C’è uno sport, nobile e antico. Uno sport che mi piace paragonare alla danza classica, e i miei studi mi confermano che un paragone simile non è un azzardo. E’ uno sport che si avvicina all’arte, che elegantemente si inchina a te e poi si congeda. C’è uno sport che mi ha insegnato il significato del fair play, che non guarda lo stemma sulla tuta o il cognome sul tabellone.
C’è uno sport che mi ha insegnato che una palestra può diventare una casa, e una squadra può diventare una famiglia, anche quando si lotta individualmente. Ed è questo il suo punto di forza, l’individualità all’interno di una grande squadra, che ti sostiene anche quando per te il gioco si è già concluso.
C’è uno sport che ti permette di stringere la mano con la mano sinistra ma che t’insegna la buona educazione, il rispetto e la lealtà. C’è uno sport che ti coinvolge fino agli spalti.
C’è uno sport che non ho praticato, se non per qualche giorno a caso, ma che ha fatto “touché” nella mia vita e non ho voluto mica pararlo.

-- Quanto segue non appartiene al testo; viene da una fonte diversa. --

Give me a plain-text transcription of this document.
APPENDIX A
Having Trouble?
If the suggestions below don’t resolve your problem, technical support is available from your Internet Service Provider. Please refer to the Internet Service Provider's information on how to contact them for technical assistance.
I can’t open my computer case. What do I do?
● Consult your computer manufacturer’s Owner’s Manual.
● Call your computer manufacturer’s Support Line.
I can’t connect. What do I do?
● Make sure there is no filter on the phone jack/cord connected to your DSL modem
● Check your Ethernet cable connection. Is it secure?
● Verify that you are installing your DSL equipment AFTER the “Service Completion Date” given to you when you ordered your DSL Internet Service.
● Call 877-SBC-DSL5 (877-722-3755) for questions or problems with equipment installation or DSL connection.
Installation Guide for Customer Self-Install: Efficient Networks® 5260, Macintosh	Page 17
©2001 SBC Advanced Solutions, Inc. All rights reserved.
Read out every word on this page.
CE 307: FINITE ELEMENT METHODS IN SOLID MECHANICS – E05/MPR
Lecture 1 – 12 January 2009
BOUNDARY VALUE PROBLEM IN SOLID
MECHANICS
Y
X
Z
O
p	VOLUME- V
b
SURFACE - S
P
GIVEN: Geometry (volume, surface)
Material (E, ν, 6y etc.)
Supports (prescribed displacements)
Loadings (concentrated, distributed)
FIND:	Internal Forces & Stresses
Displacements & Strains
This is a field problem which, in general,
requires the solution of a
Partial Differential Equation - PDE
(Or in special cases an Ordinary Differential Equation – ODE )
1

C’è uno sport che è la scherma, che non importa quale sia la tua posizione nel ranking, la tua preparazione, le tue ambizioni, c’è questo sport che ti prende e ti lancia in giro per il mondo.
Ho avuto modo di accompagnare mio fratello nelle sue trasferte e con piacere andavo, ero io a volerlo. Per fare il tifo dagli spalti e dal parterre quando, furtivamente, riuscivo a introdurmi all’interno di questo. Per passare quei tre giorni in famiglia, quelle tante ore in macchina a parlare del futuro, delle gare, del passato, del pranzo e della cena, degli esami, del passaggio a Roma o il “magari torno a casa questa volta”.
La scherma mi ha dato questo, mi ha regalato più tempo con la mia famiglia quando sono andata a vivere fuori e in giro per l’Italia ci incontravamo per sostenere mio fratello, la scherma mi ha regalato forti emozioni, mi ha fatto sentire preparata, patriottica. Mi ha fatto seguire le olimpiadi più da vicino, almeno in uno sport. Mi ha regalato le persone che nella mia vita hanno occupato e occupano posti fondamentali.
Dagli spalti, sì, anche dagli spalti, mi ha regalato la stanchezza fisica. E la tristezza quando, da bambino, a mio fratello qualche lacrima veniva giù, e da “grande”, quando spazio per i pianti non ce n’era più, soltanto uno sguardo severo verso sé stesso quando per me “la stoccata era tua!”, dando torto all’arbitro.
La scherma mi ha insegnato che in pedana ci si stringe sempre la mano, indipendentemente dagli episodi che la vita decide di trasmettere. La scherma però mi ha insegnato anche che, fuori dalla pedana, si va negli spogliatoi e, anziché stringersi la mano, ci si abbraccia. Per fare pace, per scusarsi, per chiarirsi perché d’altronde si è cresciuti insieme.
La scherma mi ha insegnato che può piacermi davvero tanto uno sport.
La scherma mi ha insegnato che non esistono limiti, che il diverso non c’è, che dentro e fuori la pedana si è tutti schermidori, tutti esseri umani.
La scherma mi ha insegnato la forza di volontà.
La scherma mi ha fatto applaudire, congratulare, come una spettatrice a qualsiasi spettacolo.
Perché per me la scherma è stata questo: un grande spettacolo durato dodici lunghi anni. Il protagonista era mio fratello, attore di quello che per me è lo sport più bello di tutti, e io ero lì a sostenerlo, a immedesimarmi nella storia, sbirciare da dietro le quinte, conoscere gli altri attori, parlare di quello spettacolo e spargere la voce.
Ora, però, Gaetano, mio fratello sciabolatore, ha deciso di cambiare palcoscenico e di accendere qualche faro in più, di cambiare le nostre poltrone e renderle più morbide. Dedicherà sé stesso alla recitazione, al cinema, portando con sé i valori che soltanto uno sport così nobile può lasciare.
Il suo “Farewell to Arms” (citando il romanzo di Hemingway “Addio alle Armi”) è un po’ anche il mio, lui depone le sciabole, e lo faccio anche io. Io che ho aiutato a portare quelle “armi” in giro per l’Italia e in giro per il mondo.
Il mio ultimo ringraziamento va a te quindi, Gaetano, per aver tirato di scherma anche quando eri demotivato, per non aver mai abbandonato la pedana quando il gioco si è fatto più duro, grazie per i tuoi buoni risultati e per aver fatto sì che anche io entrassi nel tuo mondo fatto di sciabole, spade e fioretti.
Sta per cominciare un nuovo assalto, è tutto tuo.. ed è la tua pedana della finale.
In guardia, pronto, a te.
Tua sorella, dagli spalti, dalle quinte.